Recently, Cecilia Dapaah, Ghana’s sanitation and water resources minister, was heard chastising an intern journalist with Adom FM.
If she had just thought for a moment that the intern could be a mystery client, she certainly would have answered the caller whom she did not know more professionally.
The problem however was caused by Adom FM, who decided to record the minister without her consent, kept the audio for more than a week, and exercised a poor editorial decision to publish it.
Funnily enough the conflict has been resolved the ghanaian way – the minister gave the young lady a boon with a photo opportunity and some chocolates – whilst the sanitation problem which occasioned the phone call remains completely untouched!
“Part of the ghanaian problem is that we do not have a culture of reading and organising academic discussions where scathing and robust critiques based on principles are a tradition,” our mentor has observed.
Hence speeches by traditional leaders, elected officials and other professionals often contain clangers.
It is distressing that these days we hear in the news of some chief or minister expressing public anger and resorting to name calling publicly.
We shall not give specific examples here.
But let us reference His Majesty King Mohammed VI on his address to his citizens on the august occasion of his 20th anniversary of enthronement this week.
The king was frank as we all must be with each other.
He laid a clear path ahead for his nation’s development, and even when he had to call out detractors, he refrained from mentioning names but addressed the principles where they had been found wanting and to which he exhorted them to aspire.
His Majesty used the last few paragraphs of his speech to bless and inspire identifiable groups including his royal troops for preserving the peace and security of the kingdom.

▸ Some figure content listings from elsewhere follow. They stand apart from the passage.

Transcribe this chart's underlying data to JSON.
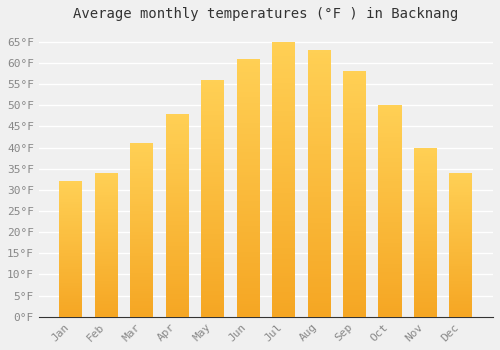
{
  "title": "Average monthly temperatures (°F ) in Backnang",
  "months": [
    "Jan",
    "Feb",
    "Mar",
    "Apr",
    "May",
    "Jun",
    "Jul",
    "Aug",
    "Sep",
    "Oct",
    "Nov",
    "Dec"
  ],
  "values": [
    32,
    34,
    41,
    48,
    56,
    61,
    65,
    63,
    58,
    50,
    40,
    34
  ],
  "bar_color_bottom": "#F5A623",
  "bar_color_top": "#FFD055",
  "ylim": [
    0,
    68
  ],
  "yticks": [
    0,
    5,
    10,
    15,
    20,
    25,
    30,
    35,
    40,
    45,
    50,
    55,
    60,
    65
  ],
  "ytick_labels": [
    "0°F",
    "5°F",
    "10°F",
    "15°F",
    "20°F",
    "25°F",
    "30°F",
    "35°F",
    "40°F",
    "45°F",
    "50°F",
    "55°F",
    "60°F",
    "65°F"
  ],
  "background_color": "#f0f0f0",
  "grid_color": "#ffffff",
  "title_fontsize": 10,
  "tick_fontsize": 8,
  "bar_width": 0.65,
  "font_family": "monospace"
}
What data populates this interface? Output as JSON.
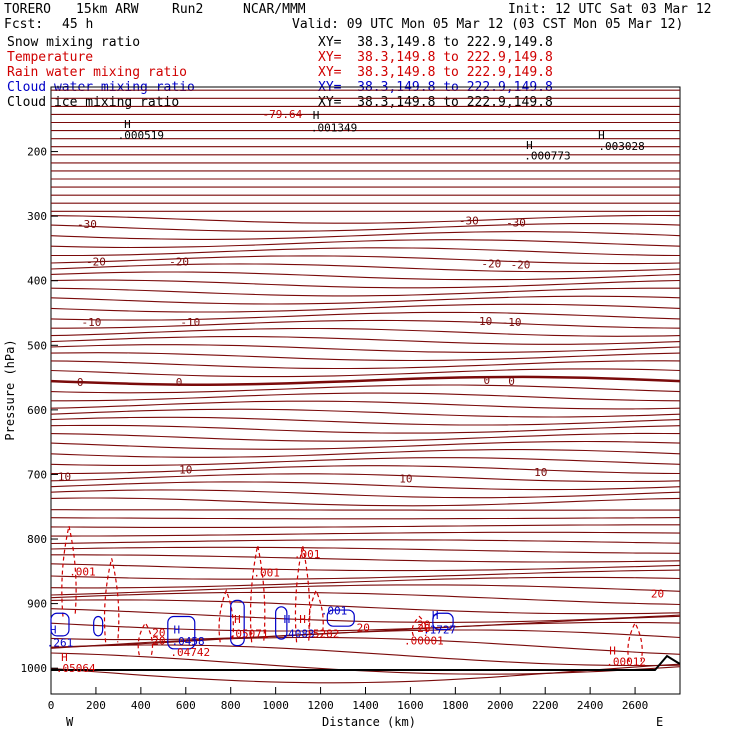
{
  "header": {
    "model": "TORERO",
    "resolution": "15km ARW",
    "run": "Run2",
    "org": "NCAR/MMM",
    "init": "Init: 12 UTC Sat 03 Mar 12",
    "fcst_label": "Fcst:",
    "fcst_value": "45 h",
    "valid": "Valid: 09 UTC Mon 05 Mar 12 (03 CST Mon 05 Mar 12)"
  },
  "fields": [
    {
      "name": "Snow mixing ratio",
      "xy": "XY=  38.3,149.8 to 222.9,149.8",
      "color": "#000000"
    },
    {
      "name": "Temperature",
      "xy": "XY=  38.3,149.8 to 222.9,149.8",
      "color": "#c00000"
    },
    {
      "name": "Rain water mixing ratio",
      "xy": "XY=  38.3,149.8 to 222.9,149.8",
      "color": "#d00000"
    },
    {
      "name": "Cloud water mixing ratio",
      "xy": "XY=  38.3,149.8 to 222.9,149.8",
      "color": "#0000c8"
    },
    {
      "name": "Cloud ice mixing ratio",
      "xy": "XY=  38.3,149.8 to 222.9,149.8",
      "color": "#000000"
    }
  ],
  "chart_data": {
    "type": "cross-section contour",
    "xlabel": "Distance (km)",
    "ylabel": "Pressure (hPa)",
    "x_range": [
      0,
      2800
    ],
    "y_range_hpa": [
      100,
      1040
    ],
    "x_ticks": [
      0,
      200,
      400,
      600,
      800,
      1000,
      1200,
      1400,
      1600,
      1800,
      2000,
      2200,
      2400,
      2600
    ],
    "y_ticks": [
      200,
      300,
      400,
      500,
      600,
      700,
      800,
      900,
      1000
    ],
    "endpoints": {
      "left": "W",
      "right": "E"
    },
    "temperature_contours": [
      {
        "value": -30,
        "labels": [
          {
            "x": 160,
            "p": 312
          },
          {
            "x": 1860,
            "p": 307
          },
          {
            "x": 2070,
            "p": 310
          }
        ]
      },
      {
        "value": -20,
        "labels": [
          {
            "x": 200,
            "p": 370
          },
          {
            "x": 570,
            "p": 370
          },
          {
            "x": 1960,
            "p": 373
          },
          {
            "x": 2090,
            "p": 375
          }
        ]
      },
      {
        "value": -10,
        "labels": [
          {
            "x": 180,
            "p": 464
          },
          {
            "x": 620,
            "p": 464
          },
          {
            "x": 1920,
            "p": 462
          },
          {
            "x": 2050,
            "p": 464
          }
        ]
      },
      {
        "value": 0,
        "labels": [
          {
            "x": 130,
            "p": 557
          },
          {
            "x": 570,
            "p": 557
          },
          {
            "x": 1940,
            "p": 554
          },
          {
            "x": 2050,
            "p": 555
          }
        ]
      },
      {
        "value": 10,
        "labels": [
          {
            "x": 60,
            "p": 703
          },
          {
            "x": 600,
            "p": 692
          },
          {
            "x": 1580,
            "p": 706
          },
          {
            "x": 2180,
            "p": 696
          }
        ]
      },
      {
        "value": 20,
        "labels": [
          {
            "x": 480,
            "p": 945
          },
          {
            "x": 1390,
            "p": 937
          },
          {
            "x": 1660,
            "p": 932
          },
          {
            "x": 2700,
            "p": 884
          }
        ]
      }
    ],
    "annotations": [
      {
        "text": "-79.64",
        "x": 1030,
        "p": 142,
        "color": "#c00000"
      },
      {
        "text": "H",
        "x": 340,
        "p": 157,
        "color": "#000000"
      },
      {
        "text": ".000519",
        "x": 400,
        "p": 174,
        "color": "#000000"
      },
      {
        "text": "H",
        "x": 1180,
        "p": 143,
        "color": "#000000"
      },
      {
        "text": ".001349",
        "x": 1260,
        "p": 163,
        "color": "#000000"
      },
      {
        "text": "H",
        "x": 2130,
        "p": 190,
        "color": "#000000"
      },
      {
        "text": ".000773",
        "x": 2210,
        "p": 206,
        "color": "#000000"
      },
      {
        "text": "H",
        "x": 2450,
        "p": 174,
        "color": "#000000"
      },
      {
        "text": ".003028",
        "x": 2540,
        "p": 191,
        "color": "#000000"
      },
      {
        "text": ".001",
        "x": 140,
        "p": 850,
        "color": "#d00000"
      },
      {
        "text": ".001",
        "x": 960,
        "p": 852,
        "color": "#d00000"
      },
      {
        "text": ".001",
        "x": 1140,
        "p": 823,
        "color": "#d00000"
      },
      {
        "text": "H",
        "x": 830,
        "p": 924,
        "color": "#d00000"
      },
      {
        "text": ".05071",
        "x": 880,
        "p": 946,
        "color": "#d00000"
      },
      {
        "text": "H",
        "x": 1120,
        "p": 924,
        "color": "#d00000"
      },
      {
        "text": "H",
        "x": 1050,
        "p": 924,
        "color": "#0000c8"
      },
      {
        "text": ".4083",
        "x": 1100,
        "p": 946,
        "color": "#0000c8"
      },
      {
        "text": ".5282",
        "x": 1210,
        "p": 946,
        "color": "#d00000"
      },
      {
        "text": ".001",
        "x": 1260,
        "p": 911,
        "color": "#0000c8"
      },
      {
        "text": "H",
        "x": 1710,
        "p": 918,
        "color": "#0000c8"
      },
      {
        "text": ".1727",
        "x": 1730,
        "p": 940,
        "color": "#0000c8"
      },
      {
        "text": "20",
        "x": 1660,
        "p": 938,
        "color": "#d00000"
      },
      {
        "text": ".00001",
        "x": 1660,
        "p": 957,
        "color": "#d00000"
      },
      {
        "text": "H",
        "x": 10,
        "p": 940,
        "color": "#0000c8"
      },
      {
        "text": ".261",
        "x": 40,
        "p": 960,
        "color": "#0000c8"
      },
      {
        "text": "H",
        "x": 60,
        "p": 983,
        "color": "#d00000"
      },
      {
        "text": ".05064",
        "x": 110,
        "p": 1000,
        "color": "#d00000"
      },
      {
        "text": "H",
        "x": 560,
        "p": 940,
        "color": "#0000c8"
      },
      {
        "text": ".0458",
        "x": 610,
        "p": 958,
        "color": "#0000c8"
      },
      {
        "text": "20",
        "x": 480,
        "p": 957,
        "color": "#d00000"
      },
      {
        "text": ".04742",
        "x": 620,
        "p": 975,
        "color": "#d00000"
      },
      {
        "text": "H",
        "x": 2500,
        "p": 973,
        "color": "#d00000"
      },
      {
        "text": ".00012",
        "x": 2560,
        "p": 990,
        "color": "#d00000"
      }
    ]
  }
}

He then gives his citizens the final boon thus:
“Almighty God says: ‘Allah has promised those who have believed among you and done righteous deeds that He will surely grant them succession (to authority) upon the earth, just as He granted it to those before them’. True is the Word of God.”
Certainly, his justified anger did not extend to sending out special forces, myrmidons or apparatchiks to go and teach anybody “a lesson”, as often happens around here.
About two weeks ago, Nana Kwesi Agyeman IX, Paramount Chief of Lower Dixcove, was abducted and allegedly tortured by rivals over a land boundary dispute.
How does this happen in “a vibrant democracy”?
Have the perpetrators learnt lawlessness from the central government?
How come we have fallen so low?
In Ghana chiefs have traditional training schools formally established within their royal households.
Attendees are trained to carry themselves properly so that the very aura around them becomes a blessing.
And when they speak to give blessings or wave at their subjects the people feel a real unifying moment and other wholesome impulses.
Take Nuumo Yemo Broni, the La Kpa Wuolomo for example.
This priest embodies the kpamo or covenant between the deity and the La people of Accra.
On Homowo Sho, the festival Wednesday, he sprinkles holy water – a boon – on the people, and they in turn receive it with joy and cheer.
Women looking to conceive, for example, will be seen receiving the boon and reciting blessings unto themselves.
In other realms, chiefs sit in palanquins and wave wands to give boons to their subjects while dispelling evil.
The various stool rooms contain many sacred objects which impart blessings upon those who administer their associated rituals.
So sacred are these places and objects that no one goes there unless specially selected.
Some chiefs swear on symbolic swords.
If a chief’s utterances go against tradition then we know the boon from his/her state sword may have been weakened through a grievous fault or error.
On the national front, our president holds the state sword to swear his oath of office.
Our parliamentarians also swear on the bible and other sacred books and objects – objects which are supposed to impart blessings upon them and set them apart for national duties.
Ought we not then to reflect on these rituals and the boons they give us?
Given the current state of affairs of our country, it is obvious that the boons are fast leaving our leaders.
No doubt we need public speaking boons; so let them flow.
And ghana certainly needs a sanitation boon immediately.